Recently while working on a project, I found myself needed to parse several different types of files through the same mechanism (CSV, pipe delimited, XML, and more). I decided that it would be best to get each time of feed to a identical object that could then be run through the same methods regardless of the input type. This tutorial will walk you through using PHP and XPath to parse the values from an XML file and store them into array for later manipulation.

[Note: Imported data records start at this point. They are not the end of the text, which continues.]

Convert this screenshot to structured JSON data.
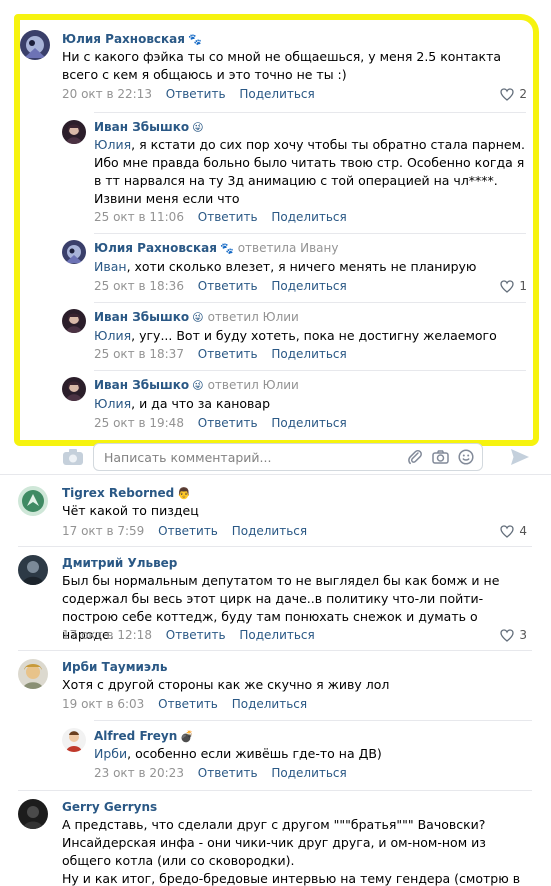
{
  "colors": {
    "highlight": "#f6f30f",
    "link": "#2a5885",
    "meta": "#939393"
  },
  "thread": {
    "c1": {
      "author": "Юлия Рахновская",
      "emoji": "🐾",
      "text": "Ни с какого фэйка ты со мной не общаешься, у меня 2.5 контакта всего с кем я общаюсь и это точно не ты :)",
      "date": "20 окт в 22:13",
      "likes": "2"
    },
    "r1": {
      "author": "Иван Збышко",
      "emoji": "😜",
      "addressee": "Юлия",
      "text": ", я кстати до сих пор хочу чтобы ты обратно стала парнем. Ибо мне правда больно было читать твою стр. Особенно когда я в тт нарвался на ту 3д анимацию с той операцией на чл****. Извини меня если что",
      "date": "25 окт в 11:06"
    },
    "r2": {
      "author": "Юлия Рахновская",
      "emoji": "🐾",
      "reply_to": "ответила Ивану",
      "addressee": "Иван",
      "text": ", хоти сколько влезет, я ничего менять не планирую",
      "date": "25 окт в 18:36",
      "likes": "1"
    },
    "r3": {
      "author": "Иван Збышко",
      "emoji": "😜",
      "reply_to": "ответил Юлии",
      "addressee": "Юлия",
      "text": ", угу... Вот и буду хотеть, пока не достигну желаемого",
      "date": "25 окт в 18:37"
    },
    "r4": {
      "author": "Иван Збышко",
      "emoji": "😜",
      "reply_to": "ответил Юлии",
      "addressee": "Юлия",
      "text": ", и да что за кановар",
      "date": "25 окт в 19:48"
    }
  },
  "comment_input": {
    "placeholder": "Написать комментарий..."
  },
  "actions": {
    "reply": "Ответить",
    "share": "Поделиться"
  },
  "comments": {
    "c2": {
      "author": "Tigrex Reborned",
      "emoji": "👨",
      "text": "Чёт какой то пиздец",
      "date": "17 окт в 7:59",
      "likes": "4"
    },
    "c3": {
      "author": "Дмитрий Ульвер",
      "text": "Был бы нормальным депутатом то не выглядел бы как бомж и не содержал бы весь этот цирк на даче..в политику что-ли пойти- построю себе коттедж, буду там понюхать снежок и думать о народе.",
      "date": "17 окт в 12:18",
      "likes": "3"
    },
    "c4": {
      "author": "Ирби Таумиэль",
      "text": "Хотя с другой стороны как же скучно я живу лол",
      "date": "19 окт в 6:03"
    },
    "r5": {
      "author": "Alfred Freyn",
      "emoji": "💣",
      "addressee": "Ирби",
      "text": ", особенно если живёшь где-то на ДВ)",
      "date": "23 окт в 20:23"
    },
    "c5": {
      "author": "Gerry Gerryns",
      "text": "А представь, что сделали друг с другом \"\"\"братья\"\"\" Вачовски? Инсайдерская инфа - они чики-чик друг друга, и ом-ном-ном из общего котла (или со сковородки).",
      "text2": "Ну и как итог, бредо-бредовые интервью на тему гендера (смотрю в"
    }
  }
}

To start, for those that are unfamiliar with XPath. It is a mechanism which will allow you to easily navigate and retrieve elements and attributes from XML and HTML. It’s preety simple to understand and can make life a lot easier when dealing with these languages.
Let’s take a look at the following XML example. An XPath is literally just a path to whatever attribute or element you are looking to get.

<?xml version="1.0"?>
<catalog>
   <book id="bk101">
      <author>Gambardella, Matthew</author>
      <title>XML Developer's Guide</title>
      <genre>Computer</genre>
      <price>44.95</price>
      <publish_date>2000-10-01</publish_date>
      <description>An in-depth look at creating applications 
      with XML.</description>
   </book>
   <book id="bk102">
      <author>Ralls, Kim</author>
      <title>Midnight Rain</title>
      <genre>Fantasy</genre>
      <price>5.95</price>
      <publish_date>2000-12-16</publish_date>
      <description>A former architect battles corporate zombies, 
      an evil sorceress, and her own childhood to become queen 
      of the world.</description>
   </book>
</catalog>

//catalog/book/title would return the nodes that match that. In this case, there would be 2.

This is the basic idea behind XPath. If you are interested in learning more or need more information please review the information that they have over at w3schools on the subject. They will be able to provide everything you need to get started.

First lets create our method that will do the actually data collection for us:

   function parseXML($feed_url,$field_xpaths)
    {
        //Get file from url
        $file_contents = file_get_contents($feed_url);
        
        //create xml object
        $xml = new SimpleXMLElement($file_contents);

        //Work through all fields we need to collect
        foreach($field_xpaths[0] as $key=>$field_xpath)
        {
            $count = 0;

            //Get an array of fields that match the current xpath
            $xpath_returns = $xml->xpath($field_xpath);
            //Iterate through the array and assign values to the coupon array
            while(list( , $node) = each($xpath_returns))
            {
                $rows[$count][$key] = $node;
                $count++;
            }
        }

        return $rows;
    }

When you break this down, you see how simple this really is to achieve. The way this function is written, it will accept an array for the $field_xpaths variable. Then it will iterate the through the array treating each as it’s own xpath. Each value will use it’s key in the array as it’s name (in my example, these values are pulled from a database, so the column name is the name of the key for that value in the array).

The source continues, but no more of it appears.